Saturday, September 8, 2007

Amerika 'da pazara gitmek

Chicago'da pazarlar kuruluyor, bildiğimiz semt pazarları. Adları Farmer's Market.










Ama bildiğimiz gibi ucuz değil, hatta hatırı sayılır şekilde pahalı. Herşey çok taze, seçmek mümkün. Sebze - meyve yanı sıra pazarın çeşidine göre çiçekler (kesme, saksı, fide, tohum), çörek-börek, bal-reçel, sabun, makarna çeşitleri var. Şehrin çeşitli yerlerinde, çeşitli günler sabah 7 öğleden sonra 2 şeklinde. Genelde o gün o sokakta trafik kapanıyor, standlar kuruluyor. Bana yakın Division / State de bir pazar kuruluyor Cumartesileri. Pazar Mayıs Ekim arası, mevsimine göre meyve, sebze değişiyor. Daley Plaza önündeki ise çiçek ağırlıklı idi, rengarenk, cümbüş, ben karanfillerimi ordan aldım, orkide ve galayı Division'dan. Hoş, yazın ben yokken hepsi yok olmuş, demek bir yandan sıcak bir yandan yokluğuma dayanamadılar, tabi benim evim de sauna kıvamında sürekli. Bazen pazarlara Amish denen, kendilerine has inanış, yaşam felsefesi ve giysileri olan kişiler katılıyor. Kıyafetler Hollandayı çağrıştırıyor, elektrik kullanmıyorlar, modern yaşamı reddediyorlar, ama modern hayata gelip mallarını satıyorlar. Çok güzel peynir yapıyorlar. Görüşlerine saygı , ürünlerine hayranlık duyuyorum.










Bu hafta Division'a gittim, orkidem ve galamdan bulmak ümidi ile. Oysa hep ayçiçekleri vardı, ve de kesme buketler.

Kabak koleksiyonu aşırı zengin, hani o yemeklik kabak var ya o çeşitten bile sayılmıyor. Esas yandakilere bakın. Kırmızı, sarı, yeşil domatesler, onlarca şekilde e cinste domatesler. Oldukça pahalı domates bu ülkede, ne yazık ki yazın İstanbul da da anormal pahalı idi. Ben yeşil domates aldım, bakalım ne yapsam? Yeşil - kırmızı - sarı biberler çocuk kafası gibi, yeşil olanı ucuz, diğerleri iki katı. Ama yeşilde sarıya dönüyor, değil mi? Elma mevsimi başladı, Türkiye de görmediğim çeşitler var. Fasulyeler çok taze, ben gittiğimde öğlendi ve çok az çeşit kalmıştı. Biberlerin bir çoğunu burda ilk defa görüyorum.

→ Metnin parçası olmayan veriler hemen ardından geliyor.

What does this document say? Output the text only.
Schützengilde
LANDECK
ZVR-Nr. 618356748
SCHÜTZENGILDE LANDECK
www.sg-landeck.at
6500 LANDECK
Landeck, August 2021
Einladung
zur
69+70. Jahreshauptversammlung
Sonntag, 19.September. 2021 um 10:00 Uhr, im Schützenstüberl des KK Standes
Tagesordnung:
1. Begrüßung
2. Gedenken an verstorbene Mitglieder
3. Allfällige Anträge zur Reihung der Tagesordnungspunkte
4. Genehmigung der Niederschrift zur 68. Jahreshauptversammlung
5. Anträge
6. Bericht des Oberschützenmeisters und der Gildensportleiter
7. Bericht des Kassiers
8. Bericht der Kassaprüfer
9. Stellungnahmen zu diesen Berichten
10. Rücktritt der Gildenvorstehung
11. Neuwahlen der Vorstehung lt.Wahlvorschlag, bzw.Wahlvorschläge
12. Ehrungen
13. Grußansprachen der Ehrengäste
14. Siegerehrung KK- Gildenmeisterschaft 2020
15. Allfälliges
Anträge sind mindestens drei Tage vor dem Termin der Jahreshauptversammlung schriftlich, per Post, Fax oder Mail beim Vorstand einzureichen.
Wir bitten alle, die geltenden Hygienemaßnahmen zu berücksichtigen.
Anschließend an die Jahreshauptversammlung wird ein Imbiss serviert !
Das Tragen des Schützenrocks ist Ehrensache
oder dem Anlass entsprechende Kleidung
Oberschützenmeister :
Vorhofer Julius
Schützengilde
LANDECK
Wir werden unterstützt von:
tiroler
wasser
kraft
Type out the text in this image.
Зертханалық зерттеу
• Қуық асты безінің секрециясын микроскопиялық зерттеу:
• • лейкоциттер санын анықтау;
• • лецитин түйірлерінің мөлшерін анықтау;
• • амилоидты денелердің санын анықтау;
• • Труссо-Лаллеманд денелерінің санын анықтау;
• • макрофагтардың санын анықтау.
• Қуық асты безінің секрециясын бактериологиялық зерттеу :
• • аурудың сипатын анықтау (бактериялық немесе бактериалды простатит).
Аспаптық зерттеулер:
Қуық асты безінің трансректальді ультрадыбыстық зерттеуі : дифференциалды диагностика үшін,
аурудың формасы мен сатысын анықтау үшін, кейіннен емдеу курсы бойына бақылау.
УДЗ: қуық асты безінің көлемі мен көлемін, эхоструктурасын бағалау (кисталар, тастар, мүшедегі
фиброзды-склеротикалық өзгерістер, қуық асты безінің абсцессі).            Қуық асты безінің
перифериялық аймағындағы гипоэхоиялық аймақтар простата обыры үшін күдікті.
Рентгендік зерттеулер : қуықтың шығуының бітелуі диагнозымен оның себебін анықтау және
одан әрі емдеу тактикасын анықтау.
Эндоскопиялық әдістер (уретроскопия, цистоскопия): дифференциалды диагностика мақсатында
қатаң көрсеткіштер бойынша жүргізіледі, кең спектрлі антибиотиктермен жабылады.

Ama en ilginç eleman bir tür patlıcan : Nijerya patlıcanı. Acaba beni mi kafaladı satıcı, "sen niye bunu yetiştirmekle ilgilendin, nerden buldun?" diye sormadım, belli ki o ithal etmiyor. Şimdiye kadar normal, bostan patlıcanları bilirdim, hepsi de mor. Burda "baby" denilen ufaklarını gördüm, sonra beyaz patlıcanları. Fakat Nijerya hepsini solladı, çünkü kırmızı ve küçük. Bakalım tadı nasıl? Satıcıya göre tadı aynı, kabuklar daha kalın gibi geldi bana.

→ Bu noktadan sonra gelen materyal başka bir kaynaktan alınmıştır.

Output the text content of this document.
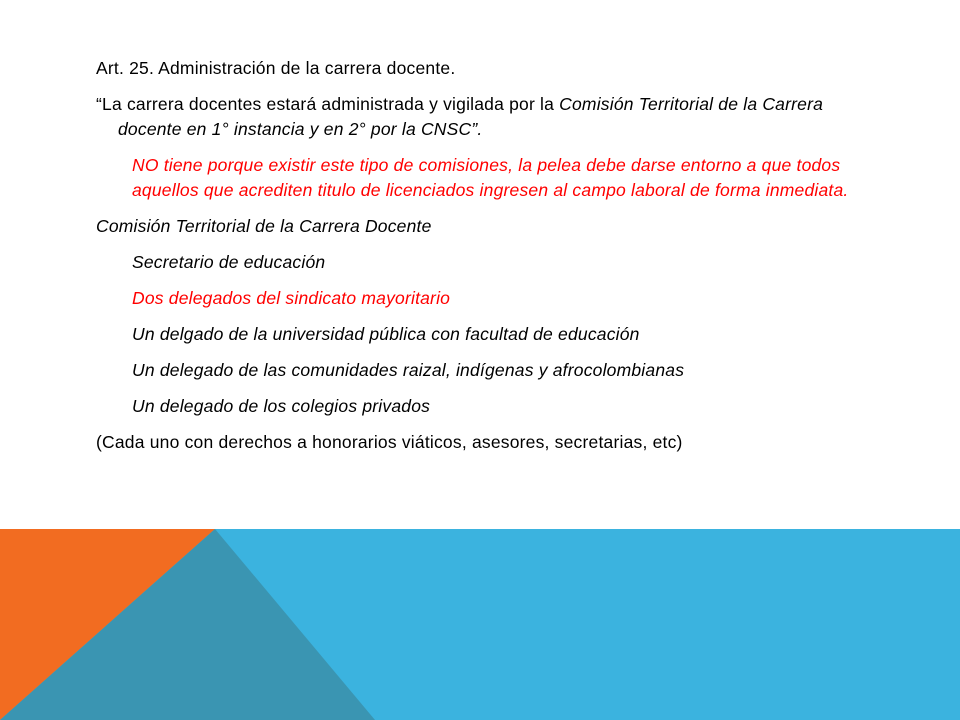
Art. 25. Administración de la carrera docente.

“La carrera docentes estará administrada y vigilada por la Comisión Territorial de la Carrera docente en 1° instancia y en 2° por la CNSC”.

NO tiene porque existir este tipo de comisiones, la pelea debe darse entorno a que todos aquellos que acrediten titulo de licenciados ingresen al campo laboral de forma inmediata.

Comisión Territorial de la Carrera Docente

Secretario de educación

Dos delegados del sindicato mayoritario

Un delgado de la universidad pública con facultad de educación

Un delegado de las comunidades raizal, indígenas y afrocolombianas

Un delegado de los colegios privados

(Cada uno con derechos a honorarios viáticos, asesores, secretarias, etc)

Yaşlı teyze ve amcalar, gençler, çocuklular, çok şık pazar arabalılar genelde ortada. Pek fakir insan veya dökülen tipler görmedim, belli ki pazara gelmek fakir işi değil. Bir ilginç konu da pazarda herşeyin tane veya küçük kutularda satılması, bu da ya yalnız yaşayan insanların pazara geldiğini veya çok yalnız yaşayan insan olduğunu gösteriyor. Ailelere göre değil pazar, onlar herşeyin toptan alındığı Cosco veya Sam's Club gibi dev marketlere gidiyorlar veya şehir dışındaki ucuz pazarlara. Pazarlar burda benim gibiler için : yalnız yaşayan, taneyle alan, göreceli olarak rahat para harcayan ama seçmek isteyen, pazarı bir sosyalleşme aktivitesi olarak gören insanlar. Bir dahaki sefere başka pazarları deneyeceğim, daha çok vakit var.